Scan Everything: Building the Infrastructure for Augmented Reality
Everything is being scanned. From avocados to Amsterdam, from your living room to the local park, it has become easier than ever to take 3D ‘snapshots’ of physical things.
This has profound implications for the next major shift in computing: to one in which spatial awareness, machine learning and new devices combine to radically change, well, everything.
And yet this shift is nearly invisible to those who don’t work in simulated reality ( Apple’s term for XR/AR/VR/AcronymX).
It can even get a bit confusing inside the industry, with so many terms floating around. But Matt Miesnieks makes an important point:
There are dozens of ways to capture reality. And they’re arriving at different resolutions.
LiDAR, Cameras and Scans for Everyone
Some people like to see photos of food, fashion or cute animals in their social feeds. Myself? I like looking at the latest scans. Call me geeky, but I find this way more sexy than a photo of the latest loaf of bread someone baked:
Now, this isn’t that much different, really, than taking a selfie in Snapchat and adding a face filter. Your camera is being used to detect the dimensions of what it sees. Snapchat is simply taking a ‘scan’ of your face, detecting its contours, and the ‘filter’ then attaches effects and elements to this unseen scan.

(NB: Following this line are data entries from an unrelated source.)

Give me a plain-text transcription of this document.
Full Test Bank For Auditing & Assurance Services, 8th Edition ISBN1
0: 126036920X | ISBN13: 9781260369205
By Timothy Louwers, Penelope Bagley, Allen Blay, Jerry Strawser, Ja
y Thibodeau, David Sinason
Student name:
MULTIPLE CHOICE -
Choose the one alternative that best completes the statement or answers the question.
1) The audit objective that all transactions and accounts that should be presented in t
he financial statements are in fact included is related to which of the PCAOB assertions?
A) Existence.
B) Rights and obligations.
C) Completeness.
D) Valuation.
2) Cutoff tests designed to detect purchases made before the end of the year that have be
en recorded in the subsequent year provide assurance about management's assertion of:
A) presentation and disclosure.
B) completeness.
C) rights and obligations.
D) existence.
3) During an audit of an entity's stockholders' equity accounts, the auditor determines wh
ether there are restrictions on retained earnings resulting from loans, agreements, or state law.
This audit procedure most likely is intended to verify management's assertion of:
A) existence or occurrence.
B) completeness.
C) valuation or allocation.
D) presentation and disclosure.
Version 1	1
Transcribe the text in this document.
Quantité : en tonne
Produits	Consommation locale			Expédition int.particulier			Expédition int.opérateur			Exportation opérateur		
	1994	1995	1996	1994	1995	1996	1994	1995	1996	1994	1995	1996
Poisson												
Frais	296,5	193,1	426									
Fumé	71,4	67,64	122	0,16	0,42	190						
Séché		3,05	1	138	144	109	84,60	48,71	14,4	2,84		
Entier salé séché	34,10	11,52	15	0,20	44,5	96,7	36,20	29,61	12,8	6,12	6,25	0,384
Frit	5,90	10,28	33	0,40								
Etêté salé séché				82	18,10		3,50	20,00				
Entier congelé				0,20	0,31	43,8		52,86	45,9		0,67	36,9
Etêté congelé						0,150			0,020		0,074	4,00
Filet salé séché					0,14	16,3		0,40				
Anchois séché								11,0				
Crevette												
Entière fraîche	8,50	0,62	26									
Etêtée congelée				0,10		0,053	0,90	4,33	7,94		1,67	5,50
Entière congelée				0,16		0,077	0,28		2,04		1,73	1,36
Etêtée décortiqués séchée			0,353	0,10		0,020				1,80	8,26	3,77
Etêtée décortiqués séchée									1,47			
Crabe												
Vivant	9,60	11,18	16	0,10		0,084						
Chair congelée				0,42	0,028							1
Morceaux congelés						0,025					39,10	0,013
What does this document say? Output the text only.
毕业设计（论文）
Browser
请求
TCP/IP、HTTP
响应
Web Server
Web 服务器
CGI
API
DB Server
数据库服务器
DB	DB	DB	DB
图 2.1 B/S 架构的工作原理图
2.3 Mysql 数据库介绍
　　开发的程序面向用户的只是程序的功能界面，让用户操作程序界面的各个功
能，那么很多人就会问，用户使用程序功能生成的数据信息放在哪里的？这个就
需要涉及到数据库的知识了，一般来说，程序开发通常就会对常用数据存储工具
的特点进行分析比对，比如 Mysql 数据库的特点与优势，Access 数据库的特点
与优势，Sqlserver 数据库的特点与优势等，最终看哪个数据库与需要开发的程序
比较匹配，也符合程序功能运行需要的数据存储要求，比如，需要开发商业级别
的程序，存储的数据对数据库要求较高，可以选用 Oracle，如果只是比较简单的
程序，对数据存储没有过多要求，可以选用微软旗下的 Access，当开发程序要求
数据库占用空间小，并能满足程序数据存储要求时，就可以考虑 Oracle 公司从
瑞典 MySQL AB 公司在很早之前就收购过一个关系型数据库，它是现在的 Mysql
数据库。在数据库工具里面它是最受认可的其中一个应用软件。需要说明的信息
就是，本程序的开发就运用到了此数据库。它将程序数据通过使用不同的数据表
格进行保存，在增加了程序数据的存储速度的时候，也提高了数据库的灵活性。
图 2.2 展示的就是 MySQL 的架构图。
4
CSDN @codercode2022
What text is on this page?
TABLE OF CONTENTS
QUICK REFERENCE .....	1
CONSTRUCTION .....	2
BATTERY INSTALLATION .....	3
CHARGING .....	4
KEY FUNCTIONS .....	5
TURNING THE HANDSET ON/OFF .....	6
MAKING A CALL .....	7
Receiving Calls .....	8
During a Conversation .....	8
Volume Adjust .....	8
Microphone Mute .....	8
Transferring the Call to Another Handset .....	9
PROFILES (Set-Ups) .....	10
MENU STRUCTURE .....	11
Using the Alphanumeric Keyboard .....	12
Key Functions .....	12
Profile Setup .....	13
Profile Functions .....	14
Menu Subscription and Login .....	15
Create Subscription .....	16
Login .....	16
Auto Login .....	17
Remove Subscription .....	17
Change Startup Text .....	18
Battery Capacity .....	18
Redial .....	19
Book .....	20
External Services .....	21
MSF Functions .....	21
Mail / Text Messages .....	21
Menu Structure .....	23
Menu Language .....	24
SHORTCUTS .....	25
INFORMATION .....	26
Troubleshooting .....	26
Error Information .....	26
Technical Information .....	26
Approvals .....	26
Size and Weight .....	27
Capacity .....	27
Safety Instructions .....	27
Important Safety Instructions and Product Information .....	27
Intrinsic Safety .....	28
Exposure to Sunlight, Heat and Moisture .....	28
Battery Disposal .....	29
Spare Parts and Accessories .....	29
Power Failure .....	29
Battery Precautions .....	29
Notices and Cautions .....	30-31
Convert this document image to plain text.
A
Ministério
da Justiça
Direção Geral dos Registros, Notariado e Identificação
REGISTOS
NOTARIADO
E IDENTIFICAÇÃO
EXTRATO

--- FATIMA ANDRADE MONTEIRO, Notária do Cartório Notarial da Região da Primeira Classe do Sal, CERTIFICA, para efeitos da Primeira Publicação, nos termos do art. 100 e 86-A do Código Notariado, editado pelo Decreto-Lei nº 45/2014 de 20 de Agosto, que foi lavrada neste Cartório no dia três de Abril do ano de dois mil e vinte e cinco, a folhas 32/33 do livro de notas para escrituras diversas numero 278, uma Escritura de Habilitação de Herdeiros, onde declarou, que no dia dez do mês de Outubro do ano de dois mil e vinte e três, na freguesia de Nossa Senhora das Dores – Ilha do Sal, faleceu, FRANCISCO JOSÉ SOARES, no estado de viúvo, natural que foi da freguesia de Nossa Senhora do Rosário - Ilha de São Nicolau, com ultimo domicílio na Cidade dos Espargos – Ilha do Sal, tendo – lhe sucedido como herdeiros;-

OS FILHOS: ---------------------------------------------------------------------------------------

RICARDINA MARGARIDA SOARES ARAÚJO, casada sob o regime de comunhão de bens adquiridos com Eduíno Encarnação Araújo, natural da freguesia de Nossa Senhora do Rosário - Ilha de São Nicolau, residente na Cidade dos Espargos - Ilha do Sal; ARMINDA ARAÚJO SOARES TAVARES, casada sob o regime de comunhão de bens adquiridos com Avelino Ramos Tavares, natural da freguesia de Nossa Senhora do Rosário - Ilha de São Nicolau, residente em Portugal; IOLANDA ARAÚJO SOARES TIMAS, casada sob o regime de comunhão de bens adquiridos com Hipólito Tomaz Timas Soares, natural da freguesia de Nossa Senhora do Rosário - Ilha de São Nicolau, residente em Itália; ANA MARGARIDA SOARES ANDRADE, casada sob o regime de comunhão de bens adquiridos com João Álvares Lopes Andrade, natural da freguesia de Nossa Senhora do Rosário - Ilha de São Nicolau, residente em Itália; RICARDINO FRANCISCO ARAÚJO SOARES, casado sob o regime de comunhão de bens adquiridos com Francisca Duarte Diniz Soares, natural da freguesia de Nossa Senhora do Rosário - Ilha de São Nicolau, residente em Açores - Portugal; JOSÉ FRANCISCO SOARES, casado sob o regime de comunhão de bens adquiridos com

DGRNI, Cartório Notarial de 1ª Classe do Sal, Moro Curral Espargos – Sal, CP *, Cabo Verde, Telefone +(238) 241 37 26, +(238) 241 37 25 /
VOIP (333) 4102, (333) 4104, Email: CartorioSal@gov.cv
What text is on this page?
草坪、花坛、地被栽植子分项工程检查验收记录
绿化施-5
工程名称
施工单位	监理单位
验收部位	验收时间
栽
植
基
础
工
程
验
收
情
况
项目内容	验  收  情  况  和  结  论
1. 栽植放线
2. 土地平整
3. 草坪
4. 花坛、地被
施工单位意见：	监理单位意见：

But with photogrammetry, you can export this scan.
This, for example, isn’t “real”: it’s a scan that uses RealityCapture software to export and use the asset that was created:
The above is a walk-through of an entirely digital ‘twin’ based on interpreting a camera “walk-through’ of a physical space:
Until recently. the camera on your phone was the most powerful way to scan 3D objects, faces and spaces. “Behind” the camera was a lot of computing power. Being able to interpret video and convert it into a 3D digital object using software was a big lift.
Over time, the software became more accessible.
But if you wanted, for example, to scan a whole city, you needed a Google car driving around with a lot of equipment on the roof.
Apple Brings LiDAR to the Masses
When Apple added LiDAR to the iPad Pro, it maybe didn’t give you the ability to easily scan a whole city (there’s a limited range to what the LiDAR can see), but it HAS allowed developers to do some pretty detailed scans of nearby rooms and objects.
Combined with advances to ARKit, the software that developers use to create AR experiences for iOS, you can use the LiDAR to rapidly detect the contours of the world around you:
This will allow for AR experiences that are richer and more ‘realistic’. But combined with machine learning, it will also power a new generation of apps in other categories.
I’m expecting, for example, that with the launch of iOS 14, that there will be an explosion of fitness apps which give you a ‘virtual coach’:
Large Scale Scans and Machine Learning
So, the ability to scan nearby objects and environments is becoming more and more accessible because of advances in how well your phone’s camera can “see”, as well as the addition of LiDAR to devices like the iPad (and the upcoming iPhone).
As we shift our view to a larger scale, the kinds of scans that were once reserved to Google Street View cars or owners of highly specialized (and expensive) equipment are now possible at a lower price.
This has shifted large-scale scanning from being either a niche business or available only to the big players like Apple and Google.
Once a leader in “professional” LiDAR scans, Velodyne now has competition, with companies in the field raising millions of dollars in funding to support hundreds of customers.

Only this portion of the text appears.